Bedeutende Künstlerinnen wie die mexikanische Malerin Frida Kahlo (1907–1954) gibt es in Lateinamerika nicht oft. Ein schwerer Unfall zwang die Ausnahmekünstlerin mit deutschen Wurzeln im Jahre 1925 dazu, fast ununterbrochen das Bett zu hüten. In dieser Zeit begann Magdalena Carmen Frieda Kahlo y Calderón zu malen.

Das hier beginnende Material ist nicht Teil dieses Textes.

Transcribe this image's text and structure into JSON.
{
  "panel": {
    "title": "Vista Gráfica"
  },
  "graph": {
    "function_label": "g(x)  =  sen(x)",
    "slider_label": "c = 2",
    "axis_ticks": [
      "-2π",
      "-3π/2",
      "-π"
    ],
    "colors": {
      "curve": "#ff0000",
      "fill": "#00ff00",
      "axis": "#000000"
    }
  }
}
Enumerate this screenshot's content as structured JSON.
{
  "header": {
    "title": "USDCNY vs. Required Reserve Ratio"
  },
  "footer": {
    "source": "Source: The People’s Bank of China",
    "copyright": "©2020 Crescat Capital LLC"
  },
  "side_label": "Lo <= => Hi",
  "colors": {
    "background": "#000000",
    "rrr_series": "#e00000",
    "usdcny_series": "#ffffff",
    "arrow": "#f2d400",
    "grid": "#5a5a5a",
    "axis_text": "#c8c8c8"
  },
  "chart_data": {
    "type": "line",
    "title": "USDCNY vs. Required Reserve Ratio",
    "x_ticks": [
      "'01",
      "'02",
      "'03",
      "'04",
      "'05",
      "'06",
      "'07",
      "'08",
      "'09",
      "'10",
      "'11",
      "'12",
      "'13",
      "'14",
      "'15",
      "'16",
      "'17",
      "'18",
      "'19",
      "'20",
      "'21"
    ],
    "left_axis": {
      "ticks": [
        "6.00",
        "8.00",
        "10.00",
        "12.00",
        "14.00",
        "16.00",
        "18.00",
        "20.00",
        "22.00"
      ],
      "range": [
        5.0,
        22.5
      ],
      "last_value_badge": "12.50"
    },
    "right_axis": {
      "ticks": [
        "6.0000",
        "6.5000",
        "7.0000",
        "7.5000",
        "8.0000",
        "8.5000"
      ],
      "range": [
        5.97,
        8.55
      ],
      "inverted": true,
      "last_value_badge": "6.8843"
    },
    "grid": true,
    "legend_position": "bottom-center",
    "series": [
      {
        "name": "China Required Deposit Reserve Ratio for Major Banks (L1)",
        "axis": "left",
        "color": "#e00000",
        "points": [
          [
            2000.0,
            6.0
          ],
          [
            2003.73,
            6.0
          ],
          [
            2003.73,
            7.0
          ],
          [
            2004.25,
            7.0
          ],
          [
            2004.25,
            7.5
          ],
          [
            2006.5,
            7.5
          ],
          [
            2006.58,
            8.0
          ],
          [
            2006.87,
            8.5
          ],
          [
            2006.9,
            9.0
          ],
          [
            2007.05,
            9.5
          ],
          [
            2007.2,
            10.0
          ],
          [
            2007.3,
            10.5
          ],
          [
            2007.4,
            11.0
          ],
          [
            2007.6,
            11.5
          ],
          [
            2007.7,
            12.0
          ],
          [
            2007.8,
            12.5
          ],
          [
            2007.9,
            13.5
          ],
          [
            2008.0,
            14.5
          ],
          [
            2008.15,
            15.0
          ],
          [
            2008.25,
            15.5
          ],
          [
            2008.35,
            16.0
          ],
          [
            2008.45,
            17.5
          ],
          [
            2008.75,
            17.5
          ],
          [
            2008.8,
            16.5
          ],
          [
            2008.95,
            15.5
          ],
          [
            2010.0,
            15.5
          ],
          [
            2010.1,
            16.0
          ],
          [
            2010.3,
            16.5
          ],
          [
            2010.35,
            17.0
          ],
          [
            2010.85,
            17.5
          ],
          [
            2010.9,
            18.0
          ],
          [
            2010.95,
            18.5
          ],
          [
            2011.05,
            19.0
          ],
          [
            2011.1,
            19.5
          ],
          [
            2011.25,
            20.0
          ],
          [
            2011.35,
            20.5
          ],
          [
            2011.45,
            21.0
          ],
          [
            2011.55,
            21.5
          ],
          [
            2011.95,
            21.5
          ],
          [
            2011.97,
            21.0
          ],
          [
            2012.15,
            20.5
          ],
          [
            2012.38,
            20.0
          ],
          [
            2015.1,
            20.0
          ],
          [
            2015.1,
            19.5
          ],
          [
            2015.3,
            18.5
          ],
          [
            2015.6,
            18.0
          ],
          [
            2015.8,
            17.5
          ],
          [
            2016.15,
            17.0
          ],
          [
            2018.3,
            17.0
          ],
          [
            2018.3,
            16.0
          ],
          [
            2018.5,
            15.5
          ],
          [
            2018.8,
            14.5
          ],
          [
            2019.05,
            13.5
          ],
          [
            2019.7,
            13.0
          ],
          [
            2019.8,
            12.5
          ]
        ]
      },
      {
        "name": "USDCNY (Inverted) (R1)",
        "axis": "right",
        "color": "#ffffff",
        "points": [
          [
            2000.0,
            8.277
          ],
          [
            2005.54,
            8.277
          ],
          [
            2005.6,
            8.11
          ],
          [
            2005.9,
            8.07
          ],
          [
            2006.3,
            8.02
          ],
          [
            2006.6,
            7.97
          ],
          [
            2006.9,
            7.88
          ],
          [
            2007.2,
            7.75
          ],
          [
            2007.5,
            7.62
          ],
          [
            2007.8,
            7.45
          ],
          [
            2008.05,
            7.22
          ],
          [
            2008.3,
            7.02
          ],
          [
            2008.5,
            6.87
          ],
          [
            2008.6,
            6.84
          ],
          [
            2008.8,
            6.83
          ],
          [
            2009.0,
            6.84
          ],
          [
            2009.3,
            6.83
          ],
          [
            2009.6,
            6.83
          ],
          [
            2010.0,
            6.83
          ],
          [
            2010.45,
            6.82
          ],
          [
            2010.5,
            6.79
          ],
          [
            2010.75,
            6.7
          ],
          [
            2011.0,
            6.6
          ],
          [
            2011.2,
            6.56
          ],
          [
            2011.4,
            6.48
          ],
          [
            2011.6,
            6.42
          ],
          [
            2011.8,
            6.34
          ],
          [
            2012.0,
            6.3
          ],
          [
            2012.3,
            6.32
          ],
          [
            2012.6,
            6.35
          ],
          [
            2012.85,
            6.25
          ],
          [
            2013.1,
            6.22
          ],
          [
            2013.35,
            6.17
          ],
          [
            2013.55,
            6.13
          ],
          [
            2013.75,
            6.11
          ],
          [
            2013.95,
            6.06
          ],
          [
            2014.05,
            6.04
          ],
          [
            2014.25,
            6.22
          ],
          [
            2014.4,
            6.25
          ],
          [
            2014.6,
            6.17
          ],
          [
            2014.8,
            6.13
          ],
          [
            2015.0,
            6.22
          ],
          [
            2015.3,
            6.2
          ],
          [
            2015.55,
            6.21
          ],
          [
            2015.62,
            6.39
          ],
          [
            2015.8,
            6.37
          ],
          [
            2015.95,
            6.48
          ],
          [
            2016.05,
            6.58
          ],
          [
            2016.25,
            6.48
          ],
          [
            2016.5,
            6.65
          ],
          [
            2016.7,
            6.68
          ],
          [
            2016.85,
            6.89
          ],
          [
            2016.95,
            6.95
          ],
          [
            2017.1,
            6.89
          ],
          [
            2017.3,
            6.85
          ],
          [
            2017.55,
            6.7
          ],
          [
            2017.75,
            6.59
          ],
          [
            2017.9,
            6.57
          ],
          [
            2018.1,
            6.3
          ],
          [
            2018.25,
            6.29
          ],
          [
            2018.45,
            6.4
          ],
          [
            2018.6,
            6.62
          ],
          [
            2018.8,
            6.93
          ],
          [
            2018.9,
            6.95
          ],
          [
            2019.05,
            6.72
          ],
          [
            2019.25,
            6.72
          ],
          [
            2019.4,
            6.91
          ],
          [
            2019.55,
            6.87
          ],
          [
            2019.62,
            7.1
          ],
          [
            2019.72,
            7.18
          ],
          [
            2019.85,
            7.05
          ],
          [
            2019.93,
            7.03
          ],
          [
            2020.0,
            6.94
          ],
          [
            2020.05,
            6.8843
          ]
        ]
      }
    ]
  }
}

Gegen alle Erwartungen lernte sie später doch wieder laufen.

1929 heiratete sie den damals weltberühmten Maler Diego Riviera, von dem sie sich 1939 scheiden ließ, um ihn Ende 1940 ein zweites Mal zu ehelichen. Sie führte ein bewegtes, wildes Leben, frei von jeder Konvention. Ihre oft autobiografisch geprägten Bilder weisen viele surrealistische Züge auf, sind aber auch von traditioneller, mexikanischer Folklore geprägt.

Käthe Kollwitz – Künstlerische Kraft durch Verlust

Käthe Kollwitz (1867–1945) gehört zu den weltweit anerkanntesten deutschen Künstlerinnen. Sie befasste sich nicht nur mit der Malerei, sondern war auch als Bildhauerin und Grafikerin tätig. Ihr Stil, beeinflusst von Expressionismus und Realismus, ist unverkennbar und einzigartig. Nach dem Tod des jüngsten Sohnes im Ersten Weltkrieg kreisten ihre Werke immer wieder um das Thema „Verlust“.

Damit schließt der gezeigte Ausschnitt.